Kenny “The Jet” Smith says no. He believes his Houston Rockets team led by Hakeem Olajuwon would’ve beaten the Bulls – with Jordan – had they made it to the 1994 or 1995 NBA Finals.

Smith, now an NBA analyst for TNT, spent some time chatting with Brandon Robinson of Scoop B Radio over the weekend.

Here’s what he had to say about the hypothetical matchup:

“Oh we would’ve beat them. And actually everyone forgets [Jordan] was playing the second year, he was wearing No. 45 and the team they lost to, the Orlando Magic, we swept them. We were that much better than them that year, [and] they lost to them.” – Kenny Smith

Who Takes It?

Smith’s right, at least about a few things. Bulls fans tend to forget that Jordan’s comeback happened late in the ’94-95 season, not the ’95-96 season that saw a record 72 wins and a Finals triumph over Seattle. In the 1995 playoffs, Jordan and the Bulls beat Charlotte in the opening round but fell to Shaquille O’Neal and Penny Hardaway’s Magic in the conference semifinals. Smith’s Rockets swept Orlando in the Finals for their second straight title.
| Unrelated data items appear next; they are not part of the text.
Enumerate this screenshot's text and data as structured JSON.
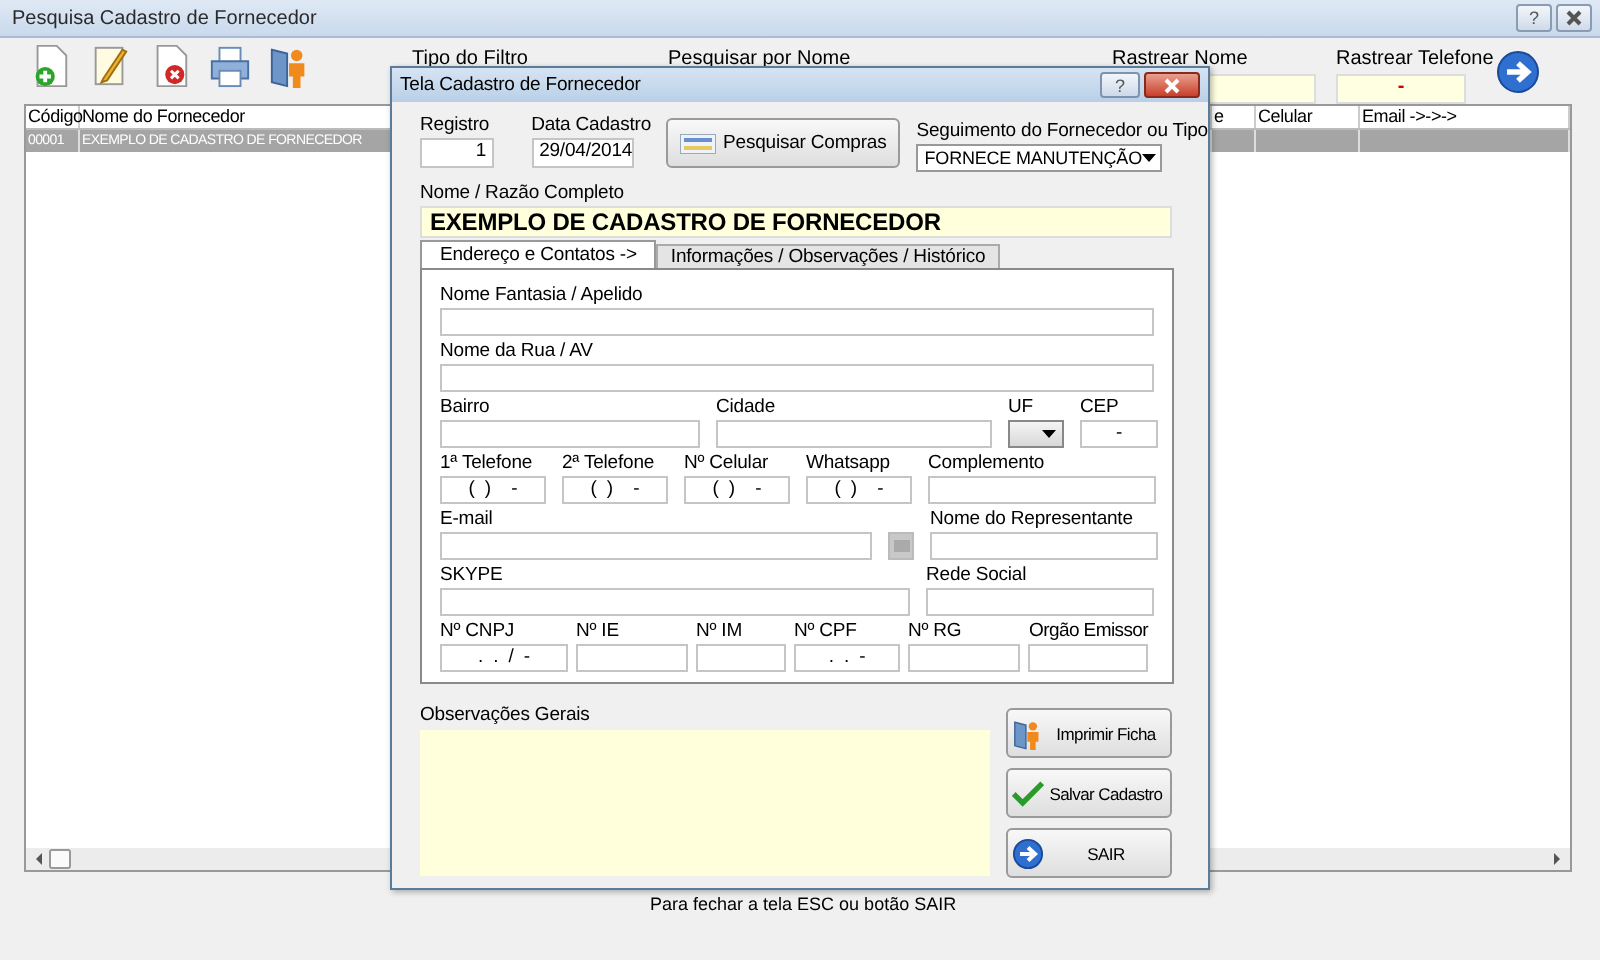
{
  "window": {
    "title": "Pesquisa Cadastro de Fornecedor",
    "help_label": "?"
  },
  "filters": [
    {
      "label": "Tipo do Filtro",
      "kind": "label"
    },
    {
      "label": "Pesquisar por Nome",
      "kind": "label"
    },
    {
      "label": "Rastrear Nome",
      "kind": "field"
    },
    {
      "label": "Rastrear Telefone",
      "kind": "field",
      "value": "-"
    }
  ],
  "table": {
    "columns": [
      "Código",
      "Nome do Fornecedor",
      "e",
      "Celular",
      "Email ->->->"
    ],
    "rows": [
      {
        "cells": [
          "00001",
          "EXEMPLO DE CADASTRO DE FORNECEDOR"
        ],
        "selected": true
      }
    ]
  },
  "footer": "Para fechar a tela ESC ou botão SAIR",
  "dialog": {
    "title": "Tela Cadastro de Fornecedor",
    "help_label": "?",
    "registro": {
      "label": "Registro",
      "value": "1"
    },
    "data_cadastro": {
      "label": "Data Cadastro",
      "value": "29/04/2014"
    },
    "search_button": "Pesquisar Compras",
    "segmento": {
      "label": "Seguimento do Fornecedor ou Tipo",
      "value": "FORNECE MANUTENÇÃO"
    },
    "nome": {
      "label": "Nome / Razão Completo",
      "value": "EXEMPLO DE CADASTRO DE FORNECEDOR"
    },
    "tabs": [
      {
        "label": "Endereço e Contatos ->",
        "selected": true
      },
      {
        "label": "Informações / Observações / Histórico",
        "selected": false
      }
    ],
    "form_rows": [
      [
        {
          "label": "Nome Fantasia / Apelido",
          "kind": "text"
        }
      ],
      [
        {
          "label": "Nome da Rua / AV",
          "kind": "text"
        }
      ],
      [
        {
          "label": "Bairro",
          "kind": "text"
        },
        {
          "label": "Cidade",
          "kind": "text"
        },
        {
          "label": "UF",
          "kind": "select"
        },
        {
          "label": "CEP",
          "kind": "text",
          "value": "-"
        }
      ],
      [
        {
          "label": "1ª Telefone",
          "kind": "text",
          "value": "(  )    -"
        },
        {
          "label": "2ª Telefone",
          "kind": "text",
          "value": "(  )    -"
        },
        {
          "label": "Nº Celular",
          "kind": "text",
          "value": "(  )    -"
        },
        {
          "label": "Whatsapp",
          "kind": "text",
          "value": "(  )    -"
        },
        {
          "label": "Complemento",
          "kind": "text"
        }
      ],
      [
        {
          "label": "E-mail",
          "kind": "text"
        },
        {
          "kind": "button",
          "disabled": true
        },
        {
          "label": "Nome do Representante",
          "kind": "text"
        }
      ],
      [
        {
          "label": "SKYPE",
          "kind": "text"
        },
        {
          "label": "Rede Social",
          "kind": "text"
        }
      ],
      [
        {
          "label": "Nº CNPJ",
          "kind": "text",
          "value": ".  .  /  -"
        },
        {
          "label": "Nº IE",
          "kind": "text"
        },
        {
          "label": "Nº IM",
          "kind": "text"
        },
        {
          "label": "Nº CPF",
          "kind": "text",
          "value": ".  .  -"
        },
        {
          "label": "Nº RG",
          "kind": "text"
        },
        {
          "label": "Orgão Emissor",
          "kind": "text"
        }
      ]
    ],
    "observacoes": {
      "label": "Observações Gerais"
    },
    "buttons": [
      {
        "label": "Imprimir Ficha",
        "kind": "print"
      },
      {
        "label": "Salvar Cadastro",
        "kind": "save"
      },
      {
        "label": "SAIR",
        "kind": "exit"
      }
    ]
  }
}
As for a hypothetical matchup in ’94? That’s harder to judge. Without Jordan, Scottie Pippen led the Bulls all the way to a conference semifinals Game 7 against Patrick Ewing’s Knicks. New York won Game 7, beat the Pacers to win the East and fell to the Rockets in Game 7 of the Finals. If Jordan was there, it’s very possible – almost likely – the Bulls get past New York and Indiana to meet Houston in the Finals. But Smith advised NBA fans to check the stats from Bulls-Rockets games back in the Jordan era.
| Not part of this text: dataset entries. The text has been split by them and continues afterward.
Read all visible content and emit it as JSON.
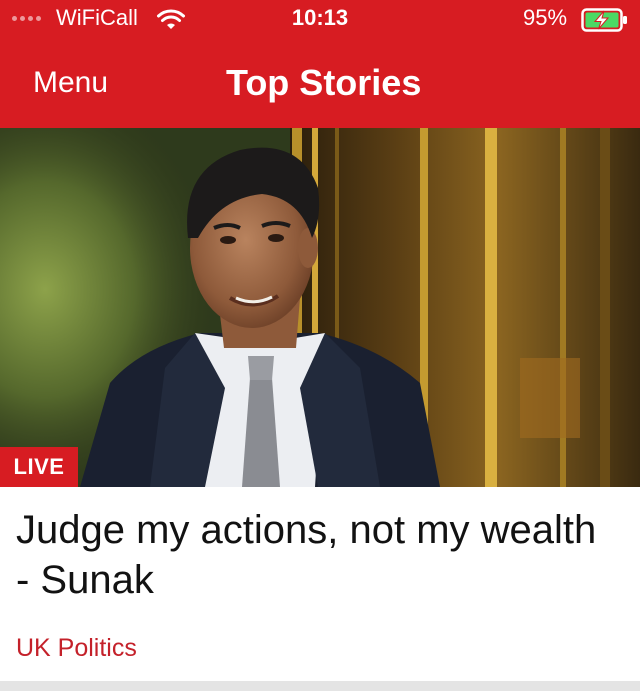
{
  "status_bar": {
    "carrier": "WiFiCall",
    "time": "10:13",
    "battery_percent": "95%",
    "wifi_icon": "wifi-icon",
    "battery_icon": "battery-charging-icon"
  },
  "nav": {
    "menu_label": "Menu",
    "title": "Top Stories"
  },
  "story": {
    "image_icon": "news-photo",
    "badge": "LIVE",
    "headline": "Judge my actions, not my wealth - Sunak",
    "category": "UK Politics"
  },
  "colors": {
    "brand_red": "#d71c22",
    "category_red": "#c4212a",
    "headline_text": "#121212"
  }
}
“They didn’t match up well with us during those years that they were actually winning championships…We were 8-2 against them during those years. We matched up well with them. We wouldn’t have been scared I tell you that much.” – Kenny Smith

Not Exactly

Here’s where Smith’s testimony gets fuzzy. What did he mean by “those years”? Yes, the Rockets did do well against the Bulls in the early ’90s. But his numbers are off. At no point during Smith’s tenure with Houston (’90-96) did they have an 8-2 stretch against the Bulls with or without Jordan. During the first threepeat years, the Rockets went 5-1 against Chicago but never made it out of the West to face them in the Finals. Then in four games during Jordan’s retirement from ’93-95, the Bulls and Rockets split 2-2.

In the ’95-96 season – Smith’s last with Houston – the Bulls went 2-0 against them, winning the games by a combined 25 points. So even if Houston somehow beat Seattle (who swept the Rockets in the semis) and Utah to reach the Finals, there’s no way they would’ve been favored over the 72-win Bulls.
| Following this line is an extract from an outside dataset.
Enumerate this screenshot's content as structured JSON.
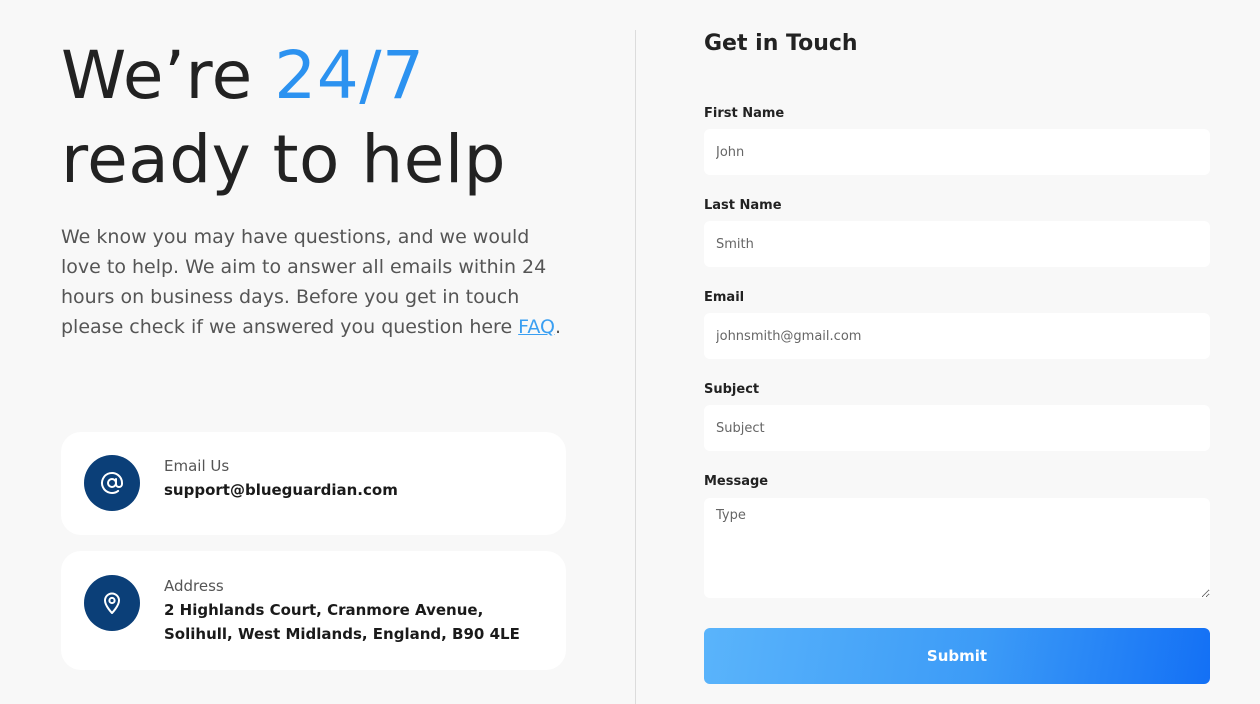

Catch Smith’s full interview with Scoop B Radio below:

We’ll never know who would’ve come out on top in any of these hypothetical Bulls-Rockets Finals matchups from ’94-96. It’s a shame that arguably the two best teams of the decade never faced one another to decide who truly ruled that era of the NBA.

(Speaking from a slightly biased angle, I think we all can agree which team ruled the ’90s.)